The real face of the town is its people. The present day worker is more skilled and better educated, but more important, he has come to the realization that work is the only source of his well-being. The manufacturers of Vilnius export metal-cutting machine tools, drills, chemical goods, computers, electric, electronic, electrographic and radio equipment to 80 countries of the world. Knowing that the prosperity of the whole country depends upon their creative initiative, they spare no effort in speeding up the progress of science and technology. Workers of Vilnius take great pride in their modern enterprises, neat working places, high standards of technical design, consumer service and cultural establishments. …

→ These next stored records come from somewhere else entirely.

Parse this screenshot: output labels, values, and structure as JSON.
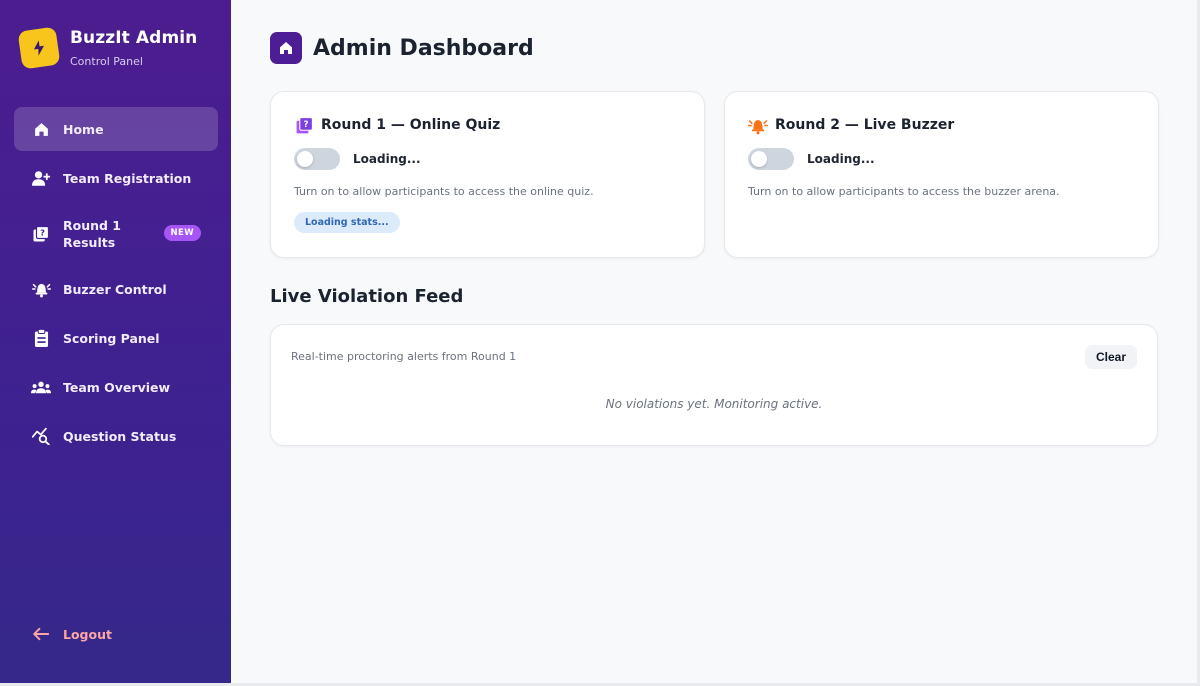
{
  "brand": {
    "title": "BuzzIt Admin",
    "subtitle": "Control Panel"
  },
  "sidebar": {
    "items": [
      {
        "label": "Home",
        "icon": "home-icon",
        "active": true
      },
      {
        "label": "Team Registration",
        "icon": "user-plus-icon"
      },
      {
        "label": "Round 1 Results",
        "icon": "quiz-stack-icon",
        "badge": "NEW"
      },
      {
        "label": "Buzzer Control",
        "icon": "bell-icon"
      },
      {
        "label": "Scoring Panel",
        "icon": "clipboard-icon"
      },
      {
        "label": "Team Overview",
        "icon": "users-icon"
      },
      {
        "label": "Question Status",
        "icon": "chart-search-icon"
      }
    ],
    "logout_label": "Logout"
  },
  "page": {
    "title": "Admin Dashboard"
  },
  "round1": {
    "title": "Round 1 — Online Quiz",
    "toggle_label": "Loading...",
    "toggle_on": false,
    "description": "Turn on to allow participants to access the online quiz.",
    "stats_label": "Loading stats..."
  },
  "round2": {
    "title": "Round 2 — Live Buzzer",
    "toggle_label": "Loading...",
    "toggle_on": false,
    "description": "Turn on to allow participants to access the buzzer arena."
  },
  "feed": {
    "title": "Live Violation Feed",
    "subtitle": "Real-time proctoring alerts from Round 1",
    "clear_label": "Clear",
    "empty_message": "No violations yet. Monitoring active."
  },
  "colors": {
    "sidebar_top": "#4c1d8f",
    "sidebar_bottom": "#35288a",
    "brand_logo": "#f8c51c",
    "badge": "#a855f7",
    "logout": "#fca5a5",
    "bell_accent": "#f97316"
  }
}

… New residential areas reach far into the hilly outskirts of the town. Their designers and builders continue the best traditions of urban architecture and landscaping. New housing developments of Vilnius reflect the republic’s progress in many spheres of life.
From Vilnius, edited by J Udraite, published by Mintis in 1985
From Jekaterina we learn of the grey spaces on the map that indicate nothingness, although many are filled with unauthorised housing. We visit the grey areas and see the wooden houses which officially do not exist. We are told they are likely to last longer than the glass tower blocks (if they are not burned down by mysterious fires). We see the model of the city, with its wood and plastic rectangles indicating the present and future buildings of Vilnius, the real and imagined, actual and possible, lasting and fragile.

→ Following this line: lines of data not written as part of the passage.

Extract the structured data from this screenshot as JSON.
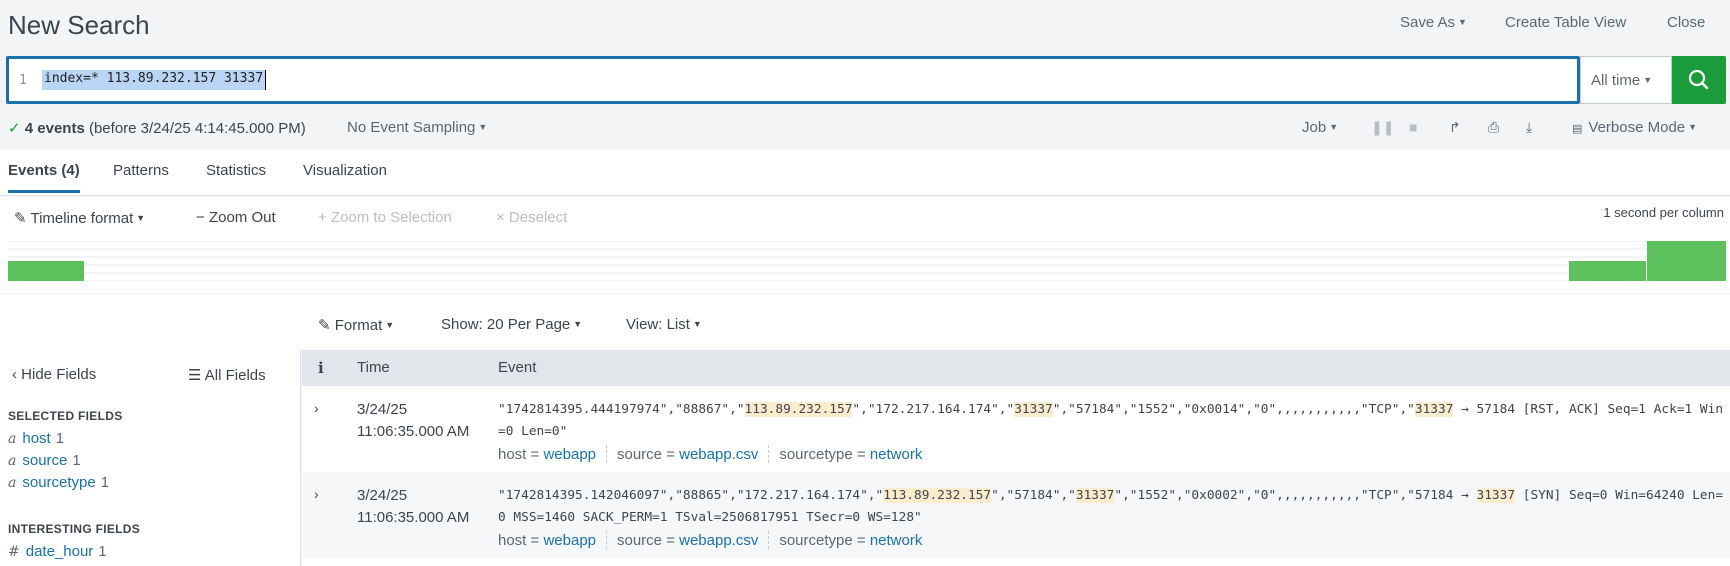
{
  "header": {
    "title": "New Search",
    "save_as": "Save As",
    "create_table_view": "Create Table View",
    "close": "Close"
  },
  "search": {
    "line_number": "1",
    "query": "index=* 113.89.232.157 31337",
    "time_range": "All time"
  },
  "status": {
    "event_count": "4 events",
    "event_time": "(before 3/24/25 4:14:45.000 PM)",
    "sampling": "No Event Sampling",
    "job": "Job",
    "mode": "Verbose Mode"
  },
  "tabs": [
    {
      "label": "Events (4)",
      "active": true
    },
    {
      "label": "Patterns",
      "active": false
    },
    {
      "label": "Statistics",
      "active": false
    },
    {
      "label": "Visualization",
      "active": false
    }
  ],
  "timeline": {
    "format": "Timeline format",
    "zoom_out": "Zoom Out",
    "zoom_selection": "+ Zoom to Selection",
    "deselect": "× Deselect",
    "per_column": "1 second per column",
    "buckets": [
      {
        "position": "first",
        "count": 1
      },
      {
        "position": "second-to-last",
        "count": 1
      },
      {
        "position": "last",
        "count": 2
      }
    ],
    "bar_color": "#5cc05c"
  },
  "results": {
    "format": "Format",
    "show": "Show: 20 Per Page",
    "view": "View: List"
  },
  "sidebar": {
    "hide_fields": "Hide Fields",
    "all_fields": "All Fields",
    "selected_heading": "SELECTED FIELDS",
    "selected": [
      {
        "type": "a",
        "name": "host",
        "count": "1"
      },
      {
        "type": "a",
        "name": "source",
        "count": "1"
      },
      {
        "type": "a",
        "name": "sourcetype",
        "count": "1"
      }
    ],
    "interesting_heading": "INTERESTING FIELDS",
    "interesting": [
      {
        "type": "#",
        "name": "date_hour",
        "count": "1"
      }
    ]
  },
  "events_table": {
    "col_info": "i",
    "col_time": "Time",
    "col_event": "Event",
    "rows": [
      {
        "date": "3/24/25",
        "time": "11:06:35.000 AM",
        "raw_segments": [
          {
            "t": "\"1742814395.444197974\",\"88867\",\"",
            "h": false
          },
          {
            "t": "113.89.232.157",
            "h": true
          },
          {
            "t": "\",\"172.217.164.174\",\"",
            "h": false
          },
          {
            "t": "31337",
            "h": true
          },
          {
            "t": "\",\"57184\",\"1552\",\"0x0014\",\"0\",,,,,,,,,,,\"TCP\",\"",
            "h": false
          },
          {
            "t": "31337",
            "h": true
          },
          {
            "t": " → 57184 [RST, ACK] Seq=1 Ack=1 Win=0 Len=0\"",
            "h": false
          }
        ],
        "host": "webapp",
        "source": "webapp.csv",
        "sourcetype": "network"
      },
      {
        "date": "3/24/25",
        "time": "11:06:35.000 AM",
        "raw_segments": [
          {
            "t": "\"1742814395.142046097\",\"88865\",\"172.217.164.174\",\"",
            "h": false
          },
          {
            "t": "113.89.232.157",
            "h": true
          },
          {
            "t": "\",\"57184\",\"",
            "h": false
          },
          {
            "t": "31337",
            "h": true
          },
          {
            "t": "\",\"1552\",\"0x0002\",\"0\",,,,,,,,,,,\"TCP\",\"57184 → ",
            "h": false
          },
          {
            "t": "31337",
            "h": true
          },
          {
            "t": " [SYN] Seq=0 Win=64240 Len=0 MSS=1460 SACK_PERM=1 TSval=2506817951 TSecr=0 WS=128\"",
            "h": false
          }
        ],
        "host": "webapp",
        "source": "webapp.csv",
        "sourcetype": "network"
      }
    ],
    "meta_keys": {
      "host": "host =",
      "source": "source =",
      "sourcetype": "sourcetype ="
    }
  }
}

We imagine Tomas Grunskis’ noise concert in the underpass beneath Konstitucijos Avenue, between the VCUP’s pedestrian zone and its slick twin the Europa centre.
Due to emigration, Lithuania loses a high percentage of the young working-age population. Nearly 73 per cent of emigrants are between 15 and 44 years old. To compare, less than half (38,7 per cent) of Lithuania’s residents belong to this age group. Should this trend continue, it could undermine the development of the country, for two main reasons: first, the labour market might suffer from shortages of workers, especially those who can add value to the economy. Second, the burden on workers will increase as they will have to support more non-working people (i.e. those receiving benefits). On the individual level, emigration might have also positive effects: emigrants earn more money, gain new skills, some return after they reach their goals.
We start thinking of dystopia as a failed utopia. As a failed dream. We talk to people in Vilnius about their dreams. We wonder where everyone is. We are told that a lot of them have moved to London.